Celebrity exploitation of the cult has helped rather than hindered transgenderism’s transition from marginal to mainstream acceptance. The romanticisation of much less happy truths, as by the film The Danish Girl, has also catalysed mainstreaming of the trans fashion.

The idea of liberalising the laws (as it is seen) on trans identity has in a remarkably short period won the broad support of the political class, the judiciary, the corporate world, and even the established church. The numbers of people applying for sex change referrals—particularly children—has risen accordingly. Yet it is worth remembering that when the Gender Recognition Act was implemented in 2004, the assumption was that most transgender people would have undergone surgery, or be about to undergo surgery. This is very much not the case now.

Only about 25 per cent of self-declared transgender “women” undergo any surgery at all, meaning that three quarters of them are still in possession of fully functioning male genitalia. It explains why someone who was born a man, and raped two under-age girls as a man, is currently serving a life sentence in a women’s prison. It is why the victim of the assault during the fracas at Speakers’ Corner was reprimanded by a judge for failing to use her attacker’s preferred pronouns.

These are the “rights” that the remarkably powerful LGBT lobby (supported by Stonewall and Pink News) has secured since 2004 and which Maria Miller, Justine Greening and Theresa May have determined to make the law of the land.

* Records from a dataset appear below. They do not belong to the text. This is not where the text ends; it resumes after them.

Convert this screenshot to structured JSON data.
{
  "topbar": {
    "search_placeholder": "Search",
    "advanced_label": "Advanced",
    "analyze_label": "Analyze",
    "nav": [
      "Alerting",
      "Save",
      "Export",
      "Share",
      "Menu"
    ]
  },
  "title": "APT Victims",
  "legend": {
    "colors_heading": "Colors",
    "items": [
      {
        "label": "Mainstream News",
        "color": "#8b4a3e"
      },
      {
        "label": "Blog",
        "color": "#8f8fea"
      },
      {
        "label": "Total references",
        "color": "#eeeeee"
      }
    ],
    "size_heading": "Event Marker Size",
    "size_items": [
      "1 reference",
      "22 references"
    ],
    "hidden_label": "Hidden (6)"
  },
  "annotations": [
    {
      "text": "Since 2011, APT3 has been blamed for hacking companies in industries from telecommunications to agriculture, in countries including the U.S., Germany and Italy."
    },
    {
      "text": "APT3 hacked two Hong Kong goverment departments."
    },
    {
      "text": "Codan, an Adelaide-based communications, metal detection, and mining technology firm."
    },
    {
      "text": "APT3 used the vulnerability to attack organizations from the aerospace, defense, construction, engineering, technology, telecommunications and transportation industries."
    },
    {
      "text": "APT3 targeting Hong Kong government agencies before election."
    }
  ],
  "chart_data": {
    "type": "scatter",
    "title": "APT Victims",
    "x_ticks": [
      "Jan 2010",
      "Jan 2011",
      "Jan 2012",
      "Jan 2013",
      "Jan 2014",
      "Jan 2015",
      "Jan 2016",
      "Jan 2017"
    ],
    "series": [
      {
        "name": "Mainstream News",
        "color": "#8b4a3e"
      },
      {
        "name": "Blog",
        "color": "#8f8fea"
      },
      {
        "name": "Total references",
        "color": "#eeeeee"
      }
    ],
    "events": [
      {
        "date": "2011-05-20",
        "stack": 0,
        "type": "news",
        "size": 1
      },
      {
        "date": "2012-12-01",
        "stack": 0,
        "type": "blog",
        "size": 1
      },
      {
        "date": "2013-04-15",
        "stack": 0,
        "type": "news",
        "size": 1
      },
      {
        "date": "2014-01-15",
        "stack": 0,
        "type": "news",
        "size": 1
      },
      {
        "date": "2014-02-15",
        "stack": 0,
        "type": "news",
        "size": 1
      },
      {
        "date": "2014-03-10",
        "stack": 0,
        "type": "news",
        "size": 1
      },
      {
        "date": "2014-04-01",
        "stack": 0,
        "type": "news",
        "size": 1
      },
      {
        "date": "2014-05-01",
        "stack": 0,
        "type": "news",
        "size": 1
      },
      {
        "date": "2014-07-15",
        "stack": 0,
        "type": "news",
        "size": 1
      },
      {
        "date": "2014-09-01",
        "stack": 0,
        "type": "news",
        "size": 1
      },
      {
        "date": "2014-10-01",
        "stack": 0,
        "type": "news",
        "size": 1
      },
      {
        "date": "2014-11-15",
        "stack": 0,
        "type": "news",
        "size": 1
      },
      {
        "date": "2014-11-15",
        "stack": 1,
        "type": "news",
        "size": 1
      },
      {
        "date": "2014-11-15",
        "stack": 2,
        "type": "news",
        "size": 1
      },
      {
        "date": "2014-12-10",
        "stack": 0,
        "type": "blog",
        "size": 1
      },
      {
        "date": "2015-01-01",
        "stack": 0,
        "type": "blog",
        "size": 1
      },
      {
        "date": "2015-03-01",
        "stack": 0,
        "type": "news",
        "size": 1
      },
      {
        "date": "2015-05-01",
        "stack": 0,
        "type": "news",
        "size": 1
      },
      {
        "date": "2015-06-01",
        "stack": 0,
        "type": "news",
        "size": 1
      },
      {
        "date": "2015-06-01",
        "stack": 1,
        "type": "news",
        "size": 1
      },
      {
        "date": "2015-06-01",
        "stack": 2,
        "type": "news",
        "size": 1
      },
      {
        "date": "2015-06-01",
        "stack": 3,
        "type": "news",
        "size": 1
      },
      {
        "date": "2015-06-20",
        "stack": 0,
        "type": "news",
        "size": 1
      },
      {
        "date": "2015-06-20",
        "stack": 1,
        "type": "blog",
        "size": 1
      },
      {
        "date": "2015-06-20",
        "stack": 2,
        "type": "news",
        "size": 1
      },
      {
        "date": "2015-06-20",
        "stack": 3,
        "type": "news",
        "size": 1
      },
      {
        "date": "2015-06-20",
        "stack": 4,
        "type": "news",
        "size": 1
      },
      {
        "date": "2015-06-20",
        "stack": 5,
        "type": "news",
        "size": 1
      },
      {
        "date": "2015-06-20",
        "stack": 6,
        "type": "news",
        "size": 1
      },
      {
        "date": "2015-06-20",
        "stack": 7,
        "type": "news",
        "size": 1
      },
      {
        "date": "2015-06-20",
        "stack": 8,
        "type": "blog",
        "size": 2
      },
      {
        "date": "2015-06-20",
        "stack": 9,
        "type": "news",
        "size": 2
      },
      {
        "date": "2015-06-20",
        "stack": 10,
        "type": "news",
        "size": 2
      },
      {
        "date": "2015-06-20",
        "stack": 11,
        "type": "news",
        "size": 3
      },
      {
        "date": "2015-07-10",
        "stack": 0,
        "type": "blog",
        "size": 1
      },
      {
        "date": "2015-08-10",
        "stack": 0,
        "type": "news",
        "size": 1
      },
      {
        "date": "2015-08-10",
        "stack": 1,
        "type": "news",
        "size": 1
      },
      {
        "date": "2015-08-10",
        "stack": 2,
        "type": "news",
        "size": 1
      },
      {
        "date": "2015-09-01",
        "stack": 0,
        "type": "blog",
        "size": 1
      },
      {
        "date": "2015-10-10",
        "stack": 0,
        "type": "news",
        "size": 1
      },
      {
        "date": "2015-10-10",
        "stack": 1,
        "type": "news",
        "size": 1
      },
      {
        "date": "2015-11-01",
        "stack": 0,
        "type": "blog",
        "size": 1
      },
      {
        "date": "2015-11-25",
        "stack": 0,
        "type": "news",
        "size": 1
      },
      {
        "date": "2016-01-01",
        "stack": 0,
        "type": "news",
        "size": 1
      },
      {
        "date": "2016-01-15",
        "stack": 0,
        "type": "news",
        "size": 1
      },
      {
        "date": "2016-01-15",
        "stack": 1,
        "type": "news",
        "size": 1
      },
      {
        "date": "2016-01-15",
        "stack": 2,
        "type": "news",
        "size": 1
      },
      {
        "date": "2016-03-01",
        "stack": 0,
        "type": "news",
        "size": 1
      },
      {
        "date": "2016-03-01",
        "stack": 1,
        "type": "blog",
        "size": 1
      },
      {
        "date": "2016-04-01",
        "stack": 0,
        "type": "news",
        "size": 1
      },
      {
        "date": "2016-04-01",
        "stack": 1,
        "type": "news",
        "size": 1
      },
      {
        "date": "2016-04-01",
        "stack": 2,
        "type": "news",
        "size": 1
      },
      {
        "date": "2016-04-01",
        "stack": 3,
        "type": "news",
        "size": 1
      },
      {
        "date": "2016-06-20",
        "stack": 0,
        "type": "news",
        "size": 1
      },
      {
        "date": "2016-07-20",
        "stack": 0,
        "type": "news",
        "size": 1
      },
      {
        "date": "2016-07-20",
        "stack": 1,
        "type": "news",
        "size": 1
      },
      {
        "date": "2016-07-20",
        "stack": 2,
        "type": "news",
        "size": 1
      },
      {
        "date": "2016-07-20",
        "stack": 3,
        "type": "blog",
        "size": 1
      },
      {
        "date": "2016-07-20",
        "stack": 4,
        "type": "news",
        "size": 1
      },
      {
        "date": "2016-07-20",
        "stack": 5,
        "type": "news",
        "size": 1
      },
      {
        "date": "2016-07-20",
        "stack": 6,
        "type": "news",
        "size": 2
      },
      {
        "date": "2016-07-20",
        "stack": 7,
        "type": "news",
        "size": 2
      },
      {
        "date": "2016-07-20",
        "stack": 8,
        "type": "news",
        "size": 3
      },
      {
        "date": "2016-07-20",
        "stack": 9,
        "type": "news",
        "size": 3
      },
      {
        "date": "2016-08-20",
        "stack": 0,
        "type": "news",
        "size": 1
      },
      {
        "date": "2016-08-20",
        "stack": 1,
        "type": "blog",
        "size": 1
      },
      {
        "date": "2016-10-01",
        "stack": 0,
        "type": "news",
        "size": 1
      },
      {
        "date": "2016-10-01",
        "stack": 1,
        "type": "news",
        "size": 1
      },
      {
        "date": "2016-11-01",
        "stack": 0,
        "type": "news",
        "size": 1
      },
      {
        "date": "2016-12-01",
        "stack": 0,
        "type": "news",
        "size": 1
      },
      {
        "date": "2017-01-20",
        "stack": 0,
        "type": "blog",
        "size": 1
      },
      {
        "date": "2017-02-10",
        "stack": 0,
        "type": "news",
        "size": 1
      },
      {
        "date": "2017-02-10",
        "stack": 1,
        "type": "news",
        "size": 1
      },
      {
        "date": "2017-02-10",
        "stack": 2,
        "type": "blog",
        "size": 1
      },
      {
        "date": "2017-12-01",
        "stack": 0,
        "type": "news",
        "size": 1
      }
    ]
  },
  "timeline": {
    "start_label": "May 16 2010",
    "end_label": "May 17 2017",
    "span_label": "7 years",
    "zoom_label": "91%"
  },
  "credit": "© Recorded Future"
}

This is the agenda that the government is still pushing through despite the emergence of criticism from within its own parliamentary ranks. The Conservative MP David Davies, joined by a cross-party group of MPs, including feminists and transgenders, has put his concerns to them.

These focus on:

  • The failure of the Women’s and Equalities Committee Report (which the proposed legislation is based on) to explain how a balance is to be reached between the rights of people to re-define their gender with the rights of those who were born male or female to maintain privacy;
  • Its calls for sex-change drugs to be made much more widely available to minors, though already this is not just happening, but has become a cause of serious concern;
  • The encouragement the legislation will give to people to think an immature child should take powerful drugs to transition to the opposite sex if they don’t conform to the gender stereotypes for their own sex;
  • That puberty blockers described as being fully reversible are not, that there is no evidence to support this claim, let alone any understanding of the long-term effects on children’s health and their developing brains, and that some effects of cross-sex hormones are known to be irreversible;
  • That given there are clear biological differences between the two sexes, at the very least we should be able to discuss our concerns without the risk of verbal and physical abuse and without being silenced with accusations of committing hate crimes.

Mr Davies has been abused by the Conservative Party’s own LGBT group, who’ve described him as trans-phobic and worse.

If anything has betrayed the truth, which is that this transgender war has little to do with the rights and freedoms of trans people, which have largely been won and have the broad acceptance of liberally minded and tolerant people, it was this attack. The consistent and aggressive attempts to shut down debate and silence opposition reveal an intolerance that knows no bounds. They also breathe the arrogance and entitlement, if not narcissism, at the heart of identity politics, which Mrs May is misguidedly encouraging and which have to come to dominate public life.

Mrs May would be mistaken to see trans activism just as a matter of victimhood, and not a part of the revolutionary Marxist program that underlies it. As one socialist discourse on the subject ended, “The revolution will not happen at all without winning a new generation of trans and feminist activists to a class-based understanding of society, and we won’t do that if we end up siding with those bigots who wish to push us all back into little pink and blue boxes.”

No one, least of all the Conservative Party, should be under any illusion as to the angry and totalitarian agenda Mrs May’s gender-recognition reforms support.